Mais, à titre personnel, je préfère faire preuve d'optimisme, car, pour une fois, Capcom a écouter ses fans, et semble être en voie de rétablissement sur un plan plus large.
Ce fut un plaisir d'échanger avec vous, bonne continuation.

Geoffrey Crété - Rédaction
24/02/2019 à 00:47

@Quentin

C'est justement parce que rien de très clair n'indique que tout ça permettra à la saga de se relancer, que le doute a lieu d'être.

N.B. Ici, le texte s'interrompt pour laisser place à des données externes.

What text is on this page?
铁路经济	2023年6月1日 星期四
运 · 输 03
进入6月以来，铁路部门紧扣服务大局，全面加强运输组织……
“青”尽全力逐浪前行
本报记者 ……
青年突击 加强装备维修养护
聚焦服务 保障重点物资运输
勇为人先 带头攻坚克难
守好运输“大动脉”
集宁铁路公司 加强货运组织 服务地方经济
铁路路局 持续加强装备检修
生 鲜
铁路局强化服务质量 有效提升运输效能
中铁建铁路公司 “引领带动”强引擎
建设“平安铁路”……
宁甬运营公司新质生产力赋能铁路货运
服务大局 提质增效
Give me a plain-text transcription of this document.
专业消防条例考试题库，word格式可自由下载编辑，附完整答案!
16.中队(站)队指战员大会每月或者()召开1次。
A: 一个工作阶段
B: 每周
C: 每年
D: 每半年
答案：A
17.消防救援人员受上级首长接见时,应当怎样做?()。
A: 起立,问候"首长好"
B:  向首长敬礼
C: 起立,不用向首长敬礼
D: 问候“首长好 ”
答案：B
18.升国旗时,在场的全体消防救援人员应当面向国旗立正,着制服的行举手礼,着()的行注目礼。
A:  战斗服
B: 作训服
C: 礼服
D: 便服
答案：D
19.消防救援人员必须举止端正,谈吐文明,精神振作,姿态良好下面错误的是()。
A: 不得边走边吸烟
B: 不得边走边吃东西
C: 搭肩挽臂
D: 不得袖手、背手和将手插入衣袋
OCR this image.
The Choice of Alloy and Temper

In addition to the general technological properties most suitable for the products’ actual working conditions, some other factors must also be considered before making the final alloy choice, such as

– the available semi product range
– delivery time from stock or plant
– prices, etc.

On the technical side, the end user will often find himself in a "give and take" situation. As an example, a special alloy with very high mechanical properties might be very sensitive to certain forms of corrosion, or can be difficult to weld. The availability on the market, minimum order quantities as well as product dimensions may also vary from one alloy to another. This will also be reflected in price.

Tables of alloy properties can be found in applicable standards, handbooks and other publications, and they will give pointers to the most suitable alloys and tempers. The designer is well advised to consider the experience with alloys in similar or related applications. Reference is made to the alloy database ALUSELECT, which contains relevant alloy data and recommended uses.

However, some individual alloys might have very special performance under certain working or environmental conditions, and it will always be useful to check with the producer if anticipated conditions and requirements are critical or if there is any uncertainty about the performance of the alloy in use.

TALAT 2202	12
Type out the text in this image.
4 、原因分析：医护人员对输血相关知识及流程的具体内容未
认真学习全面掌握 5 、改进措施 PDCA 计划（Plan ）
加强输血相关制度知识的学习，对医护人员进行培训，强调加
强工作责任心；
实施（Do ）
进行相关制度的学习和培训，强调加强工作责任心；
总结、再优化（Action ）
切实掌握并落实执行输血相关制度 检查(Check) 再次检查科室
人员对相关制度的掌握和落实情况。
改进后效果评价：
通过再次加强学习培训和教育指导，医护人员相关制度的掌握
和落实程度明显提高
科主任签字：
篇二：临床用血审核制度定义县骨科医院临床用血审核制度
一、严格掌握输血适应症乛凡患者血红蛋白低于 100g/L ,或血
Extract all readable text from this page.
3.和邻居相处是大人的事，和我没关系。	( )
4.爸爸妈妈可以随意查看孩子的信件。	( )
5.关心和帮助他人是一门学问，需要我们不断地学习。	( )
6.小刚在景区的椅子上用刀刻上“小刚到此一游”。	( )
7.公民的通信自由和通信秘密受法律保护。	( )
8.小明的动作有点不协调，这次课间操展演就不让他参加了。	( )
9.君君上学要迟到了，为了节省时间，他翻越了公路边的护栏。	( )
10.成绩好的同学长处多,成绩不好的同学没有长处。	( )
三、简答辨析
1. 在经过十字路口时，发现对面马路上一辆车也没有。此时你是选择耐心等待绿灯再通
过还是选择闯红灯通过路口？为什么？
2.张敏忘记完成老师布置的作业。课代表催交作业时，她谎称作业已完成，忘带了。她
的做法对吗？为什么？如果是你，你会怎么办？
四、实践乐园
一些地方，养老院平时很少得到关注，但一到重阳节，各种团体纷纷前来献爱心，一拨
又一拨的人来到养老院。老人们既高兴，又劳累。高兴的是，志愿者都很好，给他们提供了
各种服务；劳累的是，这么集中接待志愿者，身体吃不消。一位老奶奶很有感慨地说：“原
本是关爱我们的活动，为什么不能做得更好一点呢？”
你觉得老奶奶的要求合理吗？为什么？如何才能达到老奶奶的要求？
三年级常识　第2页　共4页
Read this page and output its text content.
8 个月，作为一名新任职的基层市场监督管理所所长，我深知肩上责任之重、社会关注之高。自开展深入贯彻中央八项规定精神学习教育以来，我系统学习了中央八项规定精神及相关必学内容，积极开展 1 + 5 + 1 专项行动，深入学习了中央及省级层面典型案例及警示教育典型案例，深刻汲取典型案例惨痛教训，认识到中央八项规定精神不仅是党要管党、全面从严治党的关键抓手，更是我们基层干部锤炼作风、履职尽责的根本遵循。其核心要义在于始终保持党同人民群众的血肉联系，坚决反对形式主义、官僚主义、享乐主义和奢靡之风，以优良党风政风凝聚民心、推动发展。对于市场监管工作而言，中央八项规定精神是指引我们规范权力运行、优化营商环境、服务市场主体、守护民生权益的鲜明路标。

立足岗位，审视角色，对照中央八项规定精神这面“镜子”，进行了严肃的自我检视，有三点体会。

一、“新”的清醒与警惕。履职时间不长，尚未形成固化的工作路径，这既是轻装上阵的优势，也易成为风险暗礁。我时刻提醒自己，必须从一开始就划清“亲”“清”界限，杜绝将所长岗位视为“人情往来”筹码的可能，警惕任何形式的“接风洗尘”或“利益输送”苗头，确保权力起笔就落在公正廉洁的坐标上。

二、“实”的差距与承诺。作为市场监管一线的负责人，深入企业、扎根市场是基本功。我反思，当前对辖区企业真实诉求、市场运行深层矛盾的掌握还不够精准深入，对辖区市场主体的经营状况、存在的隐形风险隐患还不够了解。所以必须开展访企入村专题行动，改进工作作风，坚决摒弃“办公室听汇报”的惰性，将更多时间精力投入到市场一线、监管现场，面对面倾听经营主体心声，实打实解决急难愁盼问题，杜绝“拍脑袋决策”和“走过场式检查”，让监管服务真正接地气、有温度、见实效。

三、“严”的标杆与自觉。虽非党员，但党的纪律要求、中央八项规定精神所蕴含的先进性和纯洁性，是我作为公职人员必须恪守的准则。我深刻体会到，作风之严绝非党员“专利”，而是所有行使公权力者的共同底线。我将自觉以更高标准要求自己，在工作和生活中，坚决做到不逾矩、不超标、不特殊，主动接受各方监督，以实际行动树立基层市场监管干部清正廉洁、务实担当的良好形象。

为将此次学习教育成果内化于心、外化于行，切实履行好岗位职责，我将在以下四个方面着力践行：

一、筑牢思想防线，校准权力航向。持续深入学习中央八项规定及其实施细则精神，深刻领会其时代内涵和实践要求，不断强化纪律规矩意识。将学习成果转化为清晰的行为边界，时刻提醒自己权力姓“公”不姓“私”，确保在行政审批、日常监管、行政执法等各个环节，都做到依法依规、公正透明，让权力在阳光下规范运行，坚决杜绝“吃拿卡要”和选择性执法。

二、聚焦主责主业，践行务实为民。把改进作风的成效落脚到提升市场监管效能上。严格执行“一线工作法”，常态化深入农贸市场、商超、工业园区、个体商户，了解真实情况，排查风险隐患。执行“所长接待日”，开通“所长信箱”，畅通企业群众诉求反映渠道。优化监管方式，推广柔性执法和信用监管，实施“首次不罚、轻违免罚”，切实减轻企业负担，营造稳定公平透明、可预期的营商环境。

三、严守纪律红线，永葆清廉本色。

Entre les plus gros ventes de la saga sur les épisodes les plus orientés action (et les pires selon moi), le succès certes mérité mais facile de ces remakes, le renouvellement pas très solide ni nourri depuis de RE7, je ne vois rien qui tende vers une renaissance digne de ce nom.
Je serais le premier à jouer à un remake de RE3, mais ça n'enlève en rien ce doute qui, franchement, plane sur la franchise depuis quelques années...

Quentin
24/02/2019 à 00:39

Je trouve votre conclusion un peu trop pessimiste.
Certe, ce RE2 remake se contente de faire le taf et laisse présager une vague de recyclage pour les années à venir du côté de Capcom. Mais après tout, pourquoi ne devraient-ils pas s'engager dans cette voie si elle permet à la franchise de se ressourcé pour peut-être mieux se relancer?
À titre personnel, même si je considère ce remake comme globalement moins réussi que celui de re1 version gamecube, il permet de mettre tous le monde d'accord et affiche la volonté claire que Capcom à de rendre hommage et se reconstruire auprès de son passé.

Bibiol
23/02/2019 à 11:56

C'est certain qu'on va manger du remake dans les années à venir. Mais est-ce réellement un problème ?
Personnellement, si c'est du niveau de celui-ci, je suis client. En plus d'être un très beau jeu, c'est un vrai survival horror qui tient ses promesses et qui offre d'excellents moments d'angoisse - contrairement au septième opus qui s'effondrait complètement une fois sorti de la maison.

Geoffrey Crété - Rédaction
23/02/2019 à 11:13

@jorgio69

Plus que d'accord sur Alien : Isolation, monument inégalé à mes yeux !

jorgio69
23/02/2019 à 11:06

Assez d'accord avec votre critique.
Les histoires sont très bonnes mais dès qu'il s'agit de les superposer, il y a moins de cohérence que dans le DCEU.
En dehors de ce point dont je me contre fiche totalement, le jeu est un véritable moment de flippe presque aussi bon qu'Alien Isolation qui est, de mon point de vue, un des mètre-étalon avec le premier Deadspace.
A ne pas rater :D

Geoffrey Crété - Rédaction
23/02/2019 à 10:04

@charlie

De rien !

Birdy
23/02/2019 à 09:16

@ Vincent : non please ne l'encourage pas à massacrer encore plus la langue française

Vincent
23/02/2019 à 04:51

@Charlie

Bah vas y développe

charlie
23/02/2019 à 01:39

@laRedac

Pire critique ou tout simplement avis qui m'est était donné de lire sur ce jeux!!